Because I like to be a helper and problem solver, here are nine ideas that’ll make reading such a boring document less like allowing an angry cat to remove your wisdom teeth.
Who doesn’t like cracking open a fortune cookie and reading their fortune? Well, you can make reading early learning regulations just as fun. Just print out the regulations, slice them into individual sentences, and make a bunch of home made fortune cookies–one for each sliver of paper. Then, sit back and enjoy.
Substituting words may make the process a little more fun. for example, read the above Kansas quote again, but this time, replace the word children with fuzzy bunnies every time you see it. The more words you substitute the more fun you’ll have.
Lots of them. All the colors. Chisel tip and fine point. They’ll not only make the read less boring, they’ll allow you to express yourself creatively–and you might even accidentally highlight something you want to remember.
Reading in your head without moving your lips is soooooooo boring! Read the regulations aloud. Read them aloud in the voice of your favorite cartoon character. Heck, you could even act them out for friends. (“Did you see Katie’s performance of section 37.95.214 Food Preparation and Handling from the STATE OF MONTANA DEPARTMENT OF PUBLIC HEALTH AND HUMAN SERVICES LICENSING REQUIREMENTS
FOR CHILD DAY CARE CENTERS last night? It was amazing! She really brought the words to life–and she sounded just like Sponge Bob!”)

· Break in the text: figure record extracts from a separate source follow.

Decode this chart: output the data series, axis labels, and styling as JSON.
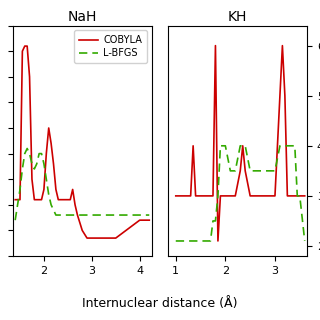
{
  "title_left": "NaH",
  "title_right": "KH",
  "xlabel": "Internuclear distance (Å)",
  "legend_cobyla": "COBYLA",
  "legend_lbfgs": "L-BFGS",
  "cobyla_color": "#cc0000",
  "lbfgs_color": "#33aa00",
  "nah_cobyla_x": [
    1.4,
    1.5,
    1.55,
    1.6,
    1.65,
    1.7,
    1.75,
    1.8,
    1.85,
    1.9,
    1.95,
    2.0,
    2.05,
    2.1,
    2.15,
    2.2,
    2.25,
    2.3,
    2.35,
    2.4,
    2.45,
    2.5,
    2.55,
    2.6,
    2.65,
    2.7,
    2.8,
    2.9,
    3.0,
    3.5,
    4.0,
    4.2
  ],
  "nah_cobyla_y": [
    3.6,
    3.6,
    6.5,
    6.6,
    6.6,
    6.0,
    4.0,
    3.6,
    3.6,
    3.6,
    3.6,
    3.8,
    4.5,
    5.0,
    4.7,
    4.3,
    3.8,
    3.6,
    3.6,
    3.6,
    3.6,
    3.6,
    3.6,
    3.8,
    3.5,
    3.3,
    3.0,
    2.85,
    2.85,
    2.85,
    3.2,
    3.2
  ],
  "nah_lbfgs_x": [
    1.4,
    1.5,
    1.55,
    1.6,
    1.65,
    1.7,
    1.75,
    1.8,
    1.85,
    1.9,
    1.95,
    2.0,
    2.05,
    2.1,
    2.15,
    2.2,
    2.25,
    2.3,
    2.35,
    2.4,
    2.5,
    2.6,
    2.7,
    2.8,
    2.9,
    3.0,
    4.2
  ],
  "nah_lbfgs_y": [
    3.2,
    3.8,
    4.2,
    4.5,
    4.6,
    4.5,
    4.3,
    4.2,
    4.3,
    4.5,
    4.5,
    4.3,
    4.0,
    3.7,
    3.5,
    3.4,
    3.3,
    3.3,
    3.3,
    3.3,
    3.3,
    3.3,
    3.3,
    3.3,
    3.3,
    3.3,
    3.3
  ],
  "kh_cobyla_x": [
    1.0,
    1.1,
    1.15,
    1.2,
    1.25,
    1.3,
    1.35,
    1.4,
    1.45,
    1.5,
    1.6,
    1.7,
    1.75,
    1.8,
    1.85,
    1.9,
    1.95,
    2.0,
    2.05,
    2.1,
    2.2,
    2.3,
    2.35,
    2.4,
    2.5,
    2.6,
    2.7,
    2.8,
    2.9,
    3.0,
    3.1,
    3.15,
    3.2,
    3.25,
    3.3,
    3.35,
    3.4,
    3.45,
    3.5,
    3.6
  ],
  "kh_cobyla_y": [
    3.0,
    3.0,
    3.0,
    3.0,
    3.0,
    3.0,
    4.0,
    3.0,
    3.0,
    3.0,
    3.0,
    3.0,
    3.0,
    6.0,
    2.1,
    3.0,
    3.0,
    3.0,
    3.0,
    3.0,
    3.0,
    3.5,
    4.0,
    3.5,
    3.0,
    3.0,
    3.0,
    3.0,
    3.0,
    3.0,
    5.0,
    6.0,
    5.0,
    3.0,
    3.0,
    3.0,
    3.0,
    3.0,
    3.0,
    3.0
  ],
  "kh_lbfgs_x": [
    1.0,
    1.1,
    1.2,
    1.3,
    1.4,
    1.5,
    1.6,
    1.7,
    1.75,
    1.8,
    1.85,
    1.9,
    1.95,
    2.0,
    2.1,
    2.2,
    2.3,
    2.4,
    2.5,
    2.6,
    2.7,
    2.8,
    2.9,
    3.0,
    3.1,
    3.2,
    3.3,
    3.35,
    3.4,
    3.45,
    3.5,
    3.6
  ],
  "kh_lbfgs_y": [
    2.1,
    2.1,
    2.1,
    2.1,
    2.1,
    2.1,
    2.1,
    2.1,
    2.5,
    2.5,
    3.0,
    4.0,
    4.0,
    4.0,
    3.5,
    3.5,
    4.0,
    4.0,
    3.5,
    3.5,
    3.5,
    3.5,
    3.5,
    3.5,
    4.0,
    4.0,
    4.0,
    4.0,
    4.0,
    3.0,
    3.0,
    2.1
  ],
  "nah_xlim": [
    1.35,
    4.25
  ],
  "nah_xticks": [
    2,
    3,
    4
  ],
  "nah_ylim": [
    2.5,
    7.0
  ],
  "kh_xlim": [
    0.85,
    3.65
  ],
  "kh_xticks": [
    1,
    2,
    3
  ],
  "kh_ylim": [
    1.8,
    6.4
  ],
  "kh_yticks": [
    2,
    3,
    4,
    5,
    6
  ]
}
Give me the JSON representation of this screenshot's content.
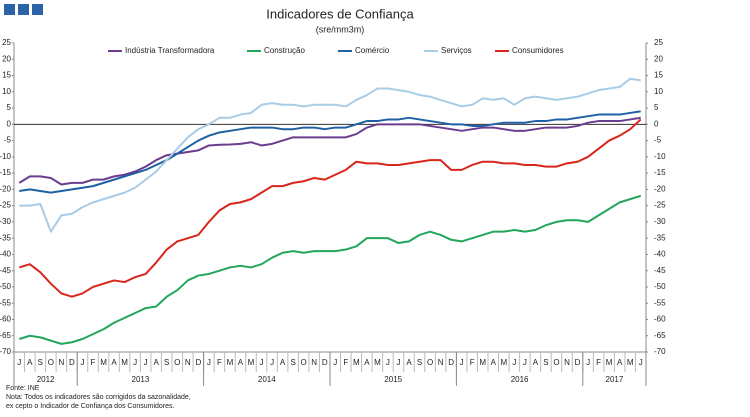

People have destination weddings, why not a destination regulation-read? Book a cruise, go to the beach, flop into a comfy hammock in your backyard. Settle in at a cozy coffee shop, visit a park, read in the lobby of a super fancy hotel you’re where you’re pretending to stay. Just avoid reading by a roaring fire. It sounds cozy, but you’ll be tempted to toss the regulations in the fire. Been there, done that.
Who read you stories when you were a child? Put on your pajamas, track that person down, snuggle into the nearest bed, and tell them to start reading. Pro Tip: don’t fall asleep! It’ll take forever if you fall asleep for 8 hours after every page and a half.
Misery is more enjoyable when you share it with friends. Why not team up with a small group of early learning peers and slog through the regulations together? Tessa could be in charge and break the document into sections (she loves that kinda thing), then you could meet once a week to discuss the reading assignment (and see how well Becky fakes her way through the discussion because you know she didn’t do the reading.)
I’ve got no advice to offer on what to drink or what the rules should be, just drink responsibly.
Why not hire a famous and distinctive voice to create an audio book version of your regulations? Me, I’d love to hear the Iowa regulations read by Julie Kavner in her Marge Simpson voice. My wife, Tasha, would probably opt for Sir Patrick Stewart doing his best Jean Luc Picard. Sure it’d be expensive, but you could crowdsource the money with a GoFundWe campaign. Plus, you might be able to work out a discount of some sort if you look at them with sad-puppy-eyes and say, “please, it’s for the children.” People love to do stuff “for the children”.
If you give one of these ideas a try and still find reading the regulations tedious try combining them. Maybe a drinking game played on the beach with friends while listening to Sir Patrick Stewart read your regulations in his best Sponge Bob voice?
What steps have you taken to make reading early learning regulations more exciting? Are you a NonPon, Lisa, or Tiffany type that likes reading this type of stuff? Who would you like to hear read your regulations? I’d love to hear from you in the comments.